Let $ K(x) = \left\{ \begin{array}{ll} \frac{e^{-1/1-x^2}}{C} & {|x|<1}, \\ 0 &{|x|\geq 1} \end{array} \right.$, where $C = \int^{1}_{-1}e^{-1/(1-x^2)}$, and let $K_{t}(x) = \frac{1}{t}K(x/t).$
Prove that the family of operators
$$A_{t}:L^{1}(\mathbb{R}) \rightarrow L^{1}(\mathbb{R}), A_{t}(f) = f*K_{t},$$
is uniformly bounded.
Could anyone how can I solve this, if the only given information that I have is the following theorem:
Or this theorem is not needed for solving this excercise?

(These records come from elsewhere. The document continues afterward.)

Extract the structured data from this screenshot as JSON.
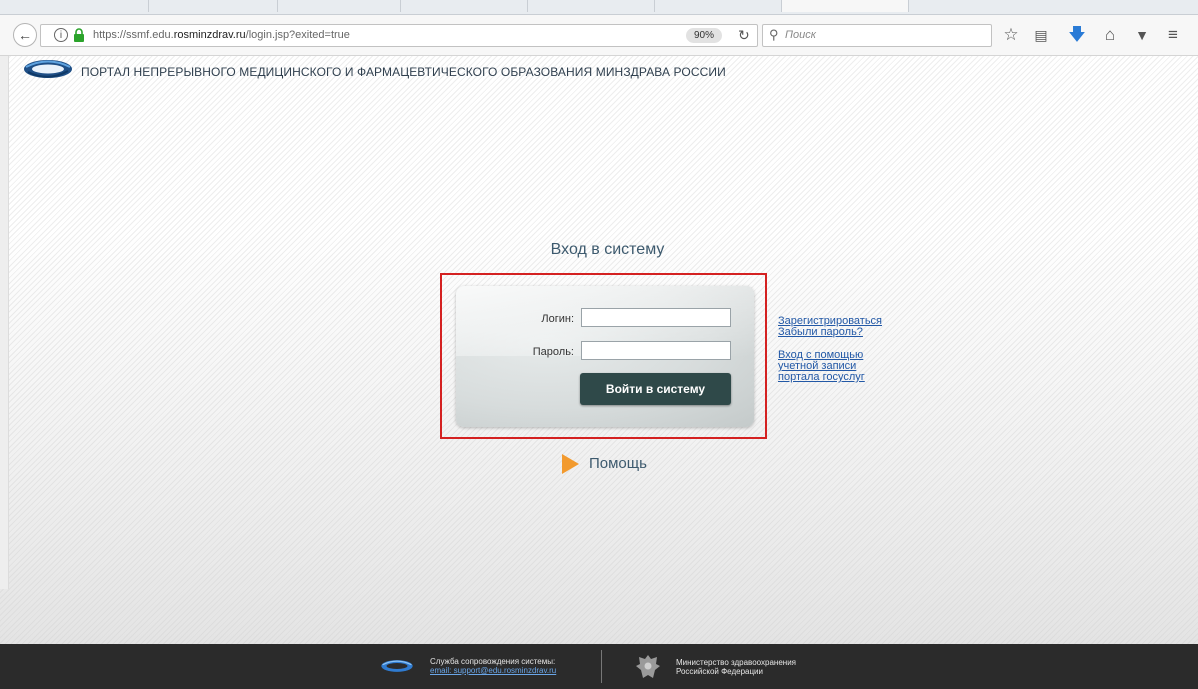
{
  "browser": {
    "url_prefix": "https://ssmf.edu.",
    "url_domain": "rosminzdrav.ru",
    "url_suffix": "/login.jsp?exited=true",
    "zoom": "90%",
    "search_placeholder": "Поиск"
  },
  "header": {
    "title": "ПОРТАЛ НЕПРЕРЫВНОГО МЕДИЦИНСКОГО И ФАРМАЦЕВТИЧЕСКОГО ОБРАЗОВАНИЯ МИНЗДРАВА РОССИИ"
  },
  "login": {
    "heading": "Вход в систему",
    "login_label": "Логин:",
    "password_label": "Пароль:",
    "login_value": "",
    "password_value": "",
    "submit_label": "Войти в систему"
  },
  "links": {
    "register": "Зарегистрироваться",
    "forgot": "Забыли пароль?",
    "gosuslugi_line1": "Вход с помощью",
    "gosuslugi_line2": "учетной записи",
    "gosuslugi_line3": "портала госуслуг"
  },
  "help": {
    "label": "Помощь"
  },
  "footer": {
    "support_title": "Служба сопровождения системы:",
    "support_email": "email: support@edu.rosminzdrav.ru",
    "ministry_line1": "Министерство здравоохранения",
    "ministry_line2": "Российской Федерации"
  },
  "colors": {
    "highlight": "#d42121",
    "button": "#2f4949",
    "link": "#2258a6",
    "help_arrow": "#f29a2e",
    "footer_bg": "#2b2b2b"
  }
}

This is simpler than that. There is a named result called Young's inequality that tells you that if $1 \leq p,q,r \leq \infty$ satisfy $\frac{1}{p} + \frac{1}{q} = \frac{1}{r} + 1$ and $f \in L^p$, then the operator $g \mapsto f*g$ is bounded as an operator from $L^q$ to $L^r$. It also gives you a bound on the operator norm, which as you might expect is $\| f \|_{L^p}$. Since this does your problem in its entirety, you should probably figure out how to prove this yourself rather than just citing it.